México
Horrorizados por los excesos de las dictaduras, los latinoamericanos le dieron la espalda a los gobiernos autocráticos a fines del siglo 20 y fijaron límites al tiempo que los políticos pueden permanecer en el poder.
Ahora, una nueva ola de presidentes muy populares trata de anular esos límites, aduciendo que impiden las reformas profundas.
A medida que más y más países autorizan a sus líderes a permanecer en el poder, crece el temor de que se esté volviendo a la era de los caudillos y la oposición apela a todos los recursos a su alcance para impedirlo, desde tirar huevos hasta orquestar golpes de Estado.
“Es un nuevo modelo político, que yo describo como dictaduras de baja intensidad”, expresó Manuel Orozco, analista de Diálogo Interamericano, un organismo con sede en Washington.
Las maniobras para permitir la reelección del presidente Manuel Zelaya fueron lo que motivaron el golpe de junio en Honduras.

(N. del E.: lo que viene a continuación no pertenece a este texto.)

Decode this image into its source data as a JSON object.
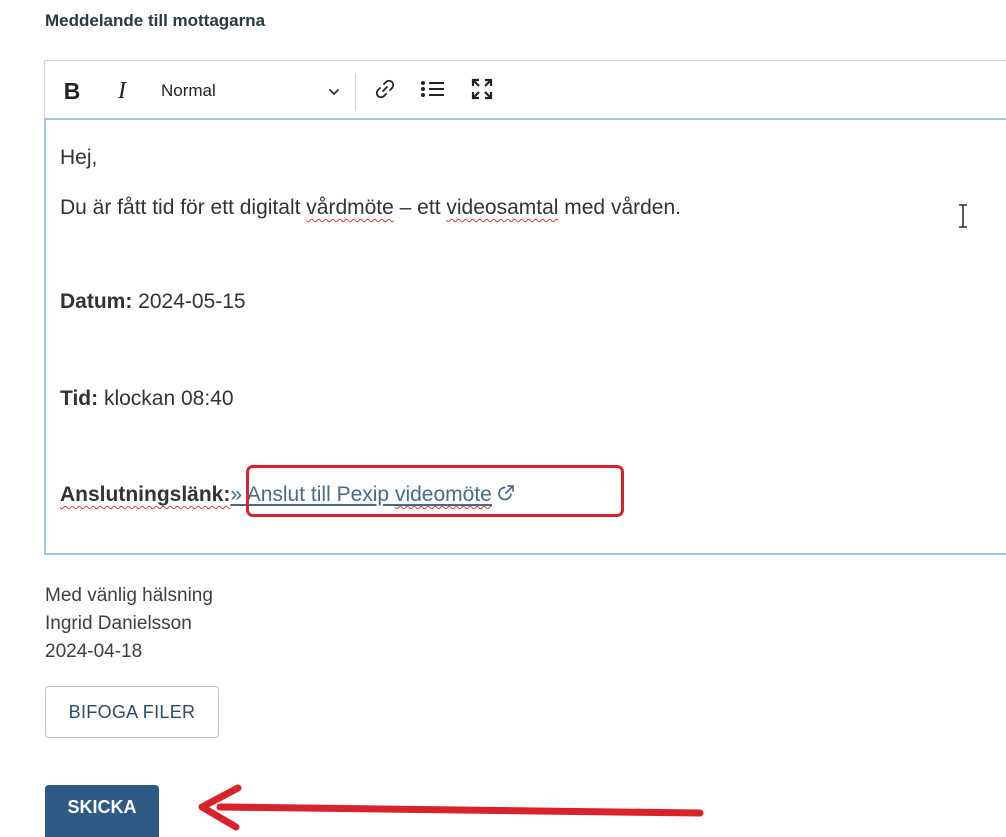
{
  "section_title": "Meddelande till mottagarna",
  "toolbar": {
    "bold_label": "B",
    "italic_label": "I",
    "format_selected": "Normal",
    "icons": [
      "chevron-down-icon",
      "link-icon",
      "bulleted-list-icon",
      "fullscreen-icon"
    ]
  },
  "editor": {
    "greeting": "Hej,",
    "intro_part1": "Du är fått tid för ett digitalt ",
    "intro_word1": "vårdmöte",
    "intro_part2": " – ett ",
    "intro_word2": "videosamtal",
    "intro_part3": " med vården.",
    "date_label": "Datum:",
    "date_value": " 2024-05-15",
    "time_label": "Tid:",
    "time_value": " klockan 08:40",
    "link_label": "Anslutningslänk:",
    "link_text_part1": "» Anslut till Pexip ",
    "link_text_part2": "videomöte"
  },
  "signature": {
    "closing": "Med vänlig hälsning",
    "name": "Ingrid Danielsson",
    "date": "2024-04-18"
  },
  "buttons": {
    "attach_label": "BIFOGA FILER",
    "send_label": "SKICKA"
  },
  "annotation_color": "#d8232a",
  "accent_color": "#2f5a85"
}
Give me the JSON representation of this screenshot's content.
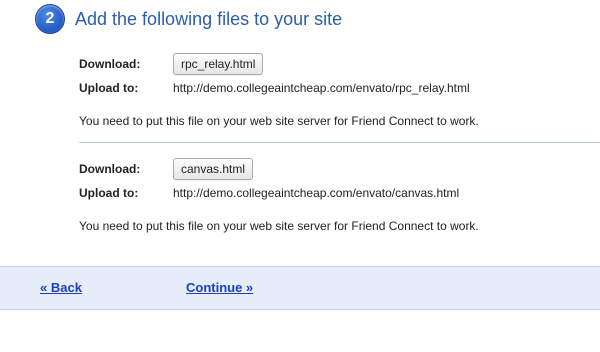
{
  "step": {
    "number": "2",
    "title": "Add the following files to your site"
  },
  "files": [
    {
      "download_label": "Download:",
      "button_label": "rpc_relay.html",
      "upload_label": "Upload to:",
      "upload_url": "http://demo.collegeaintcheap.com/envato/rpc_relay.html",
      "note": "You need to put this file on your web site server for Friend Connect to work."
    },
    {
      "download_label": "Download:",
      "button_label": "canvas.html",
      "upload_label": "Upload to:",
      "upload_url": "http://demo.collegeaintcheap.com/envato/canvas.html",
      "note": "You need to put this file on your web site server for Friend Connect to work."
    }
  ],
  "footer": {
    "back_label": "« Back",
    "continue_label": "Continue »"
  },
  "colors": {
    "accent": "#2a5db0",
    "link": "#1a3fc0",
    "footer_background": "#e6ecf8"
  }
}
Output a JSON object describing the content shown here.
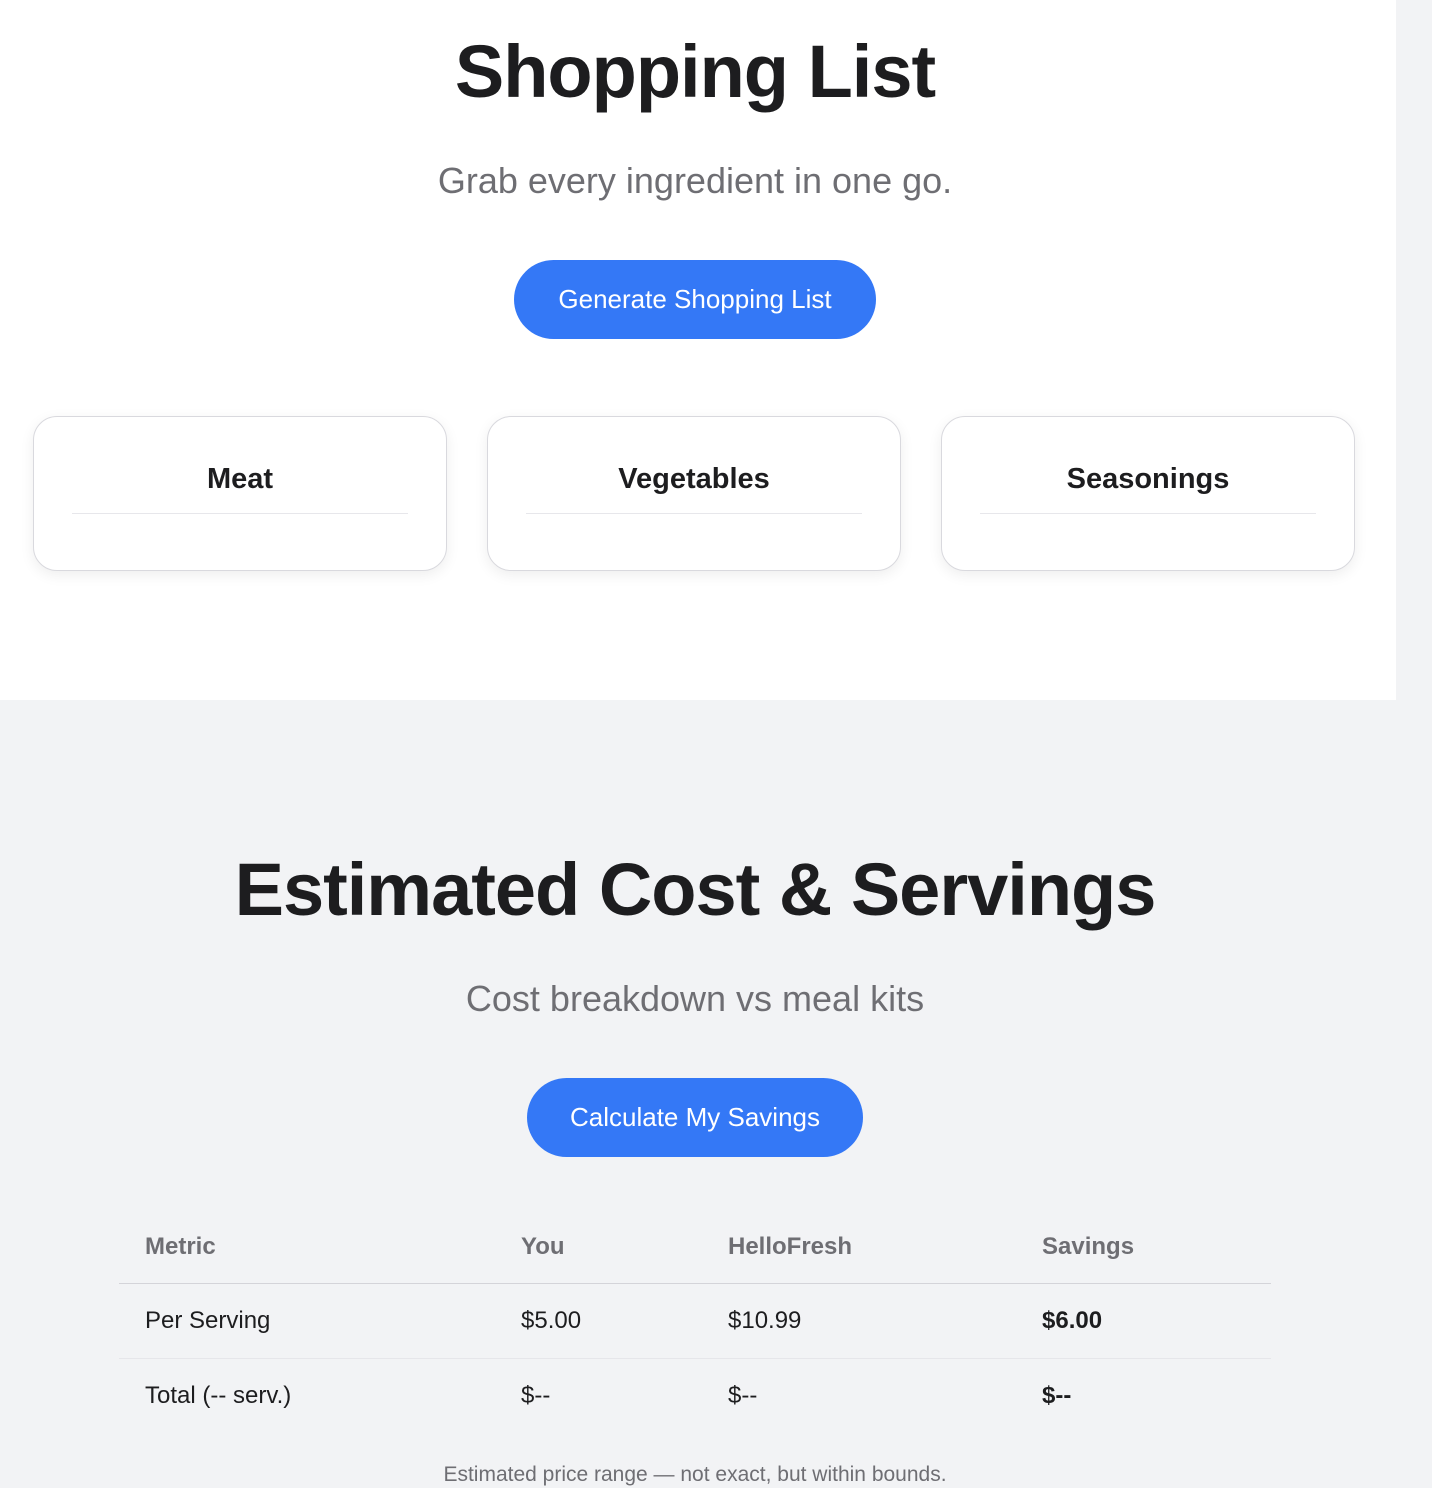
{
  "shopping": {
    "title": "Shopping List",
    "subtitle": "Grab every ingredient in one go.",
    "button_label": "Generate Shopping List",
    "categories": [
      {
        "name": "Meat"
      },
      {
        "name": "Vegetables"
      },
      {
        "name": "Seasonings"
      }
    ]
  },
  "cost": {
    "title": "Estimated Cost & Servings",
    "subtitle": "Cost breakdown vs meal kits",
    "button_label": "Calculate My Savings",
    "table": {
      "headers": [
        "Metric",
        "You",
        "HelloFresh",
        "Savings"
      ],
      "rows": [
        {
          "metric": "Per Serving",
          "you": "$5.00",
          "hellofresh": "$10.99",
          "savings": "$6.00"
        },
        {
          "metric": "Total (-- serv.)",
          "you": "$--",
          "hellofresh": "$--",
          "savings": "$--"
        }
      ]
    },
    "footnote": "Estimated price range — not exact, but within bounds."
  },
  "colors": {
    "accent": "#3478f6",
    "text_primary": "#1d1d1f",
    "text_secondary": "#6e6e73",
    "background": "#f2f3f5",
    "card_background": "#ffffff"
  }
}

Zelaya niega haber intentado mantenerse en el poder una vez cumplido su mandato.
Poco después la Corte Suprema de Nicaragua autorizó al presidente Daniel Ortega a buscar la reelección cuantas veces quiera.

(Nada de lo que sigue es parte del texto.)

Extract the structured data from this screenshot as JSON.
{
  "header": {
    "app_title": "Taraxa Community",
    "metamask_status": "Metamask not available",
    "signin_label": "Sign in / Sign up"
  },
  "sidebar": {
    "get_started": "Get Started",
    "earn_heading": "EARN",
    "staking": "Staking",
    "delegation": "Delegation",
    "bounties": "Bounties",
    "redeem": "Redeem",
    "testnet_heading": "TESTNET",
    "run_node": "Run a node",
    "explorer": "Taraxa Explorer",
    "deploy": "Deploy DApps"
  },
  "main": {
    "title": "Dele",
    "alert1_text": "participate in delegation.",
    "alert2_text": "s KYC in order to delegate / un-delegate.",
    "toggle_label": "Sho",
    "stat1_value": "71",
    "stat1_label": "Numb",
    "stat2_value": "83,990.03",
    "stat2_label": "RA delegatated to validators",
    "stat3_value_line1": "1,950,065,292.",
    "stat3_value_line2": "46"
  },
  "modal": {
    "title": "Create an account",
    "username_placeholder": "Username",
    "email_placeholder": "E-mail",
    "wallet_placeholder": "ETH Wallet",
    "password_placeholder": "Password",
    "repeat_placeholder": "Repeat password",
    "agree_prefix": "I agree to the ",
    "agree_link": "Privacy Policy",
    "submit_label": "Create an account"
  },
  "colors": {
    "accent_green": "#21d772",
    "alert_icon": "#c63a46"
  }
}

La oposición le tiró huevos al juez que manejó el asunto.
Escenas similares se vivieron a lo largo de la última década en Venezuela, Bolivia, Ecuador y Colombia, cuyos líderes han logrado importantes progresos en la lucha contra males como la violencia o la pobreza, pero son acusados de acallar a la oposición.
El presidente venezolano Hugo Chávez ha invertido liberalmente la riqueza que genera el petróleo en la educación, la salud y subsidios alimenticios para los pobres. También cerró medios de prensa que critican su gobierno y usó la mayoría que tiene en el Congreso para quitarle poder a los gobernadores y alcaldes de la oposición.
El boliviano Evo Morales y el ecuatoriano Rafael Corre ganaron también referendos que los autorizan a buscar un segundo mandato.
Para mucha gente, no obstante, la inquietud ante esta nueva oleada de caudillos no es tan grande como el malestar que generan la corrupción y la ineficacia de numerosas democracias.
El surgimiento de esta nueva camada de caudillos refleja en parte la ausencia de instituciones fuertes, capaces de controlar el Poder Ejecutivo, incluso en países que llevan varias décadas de funcionamiento democrático, señaló Orozco.
Álvaro Uribe no ha dicho si buscará un tercer período y algunos de sus propios partidarios creen que no debería hacerlo para no ser comparado con Chávez y correr el peligro de ser mal visto por Estados Unidos, estrecho aliado de Colombia.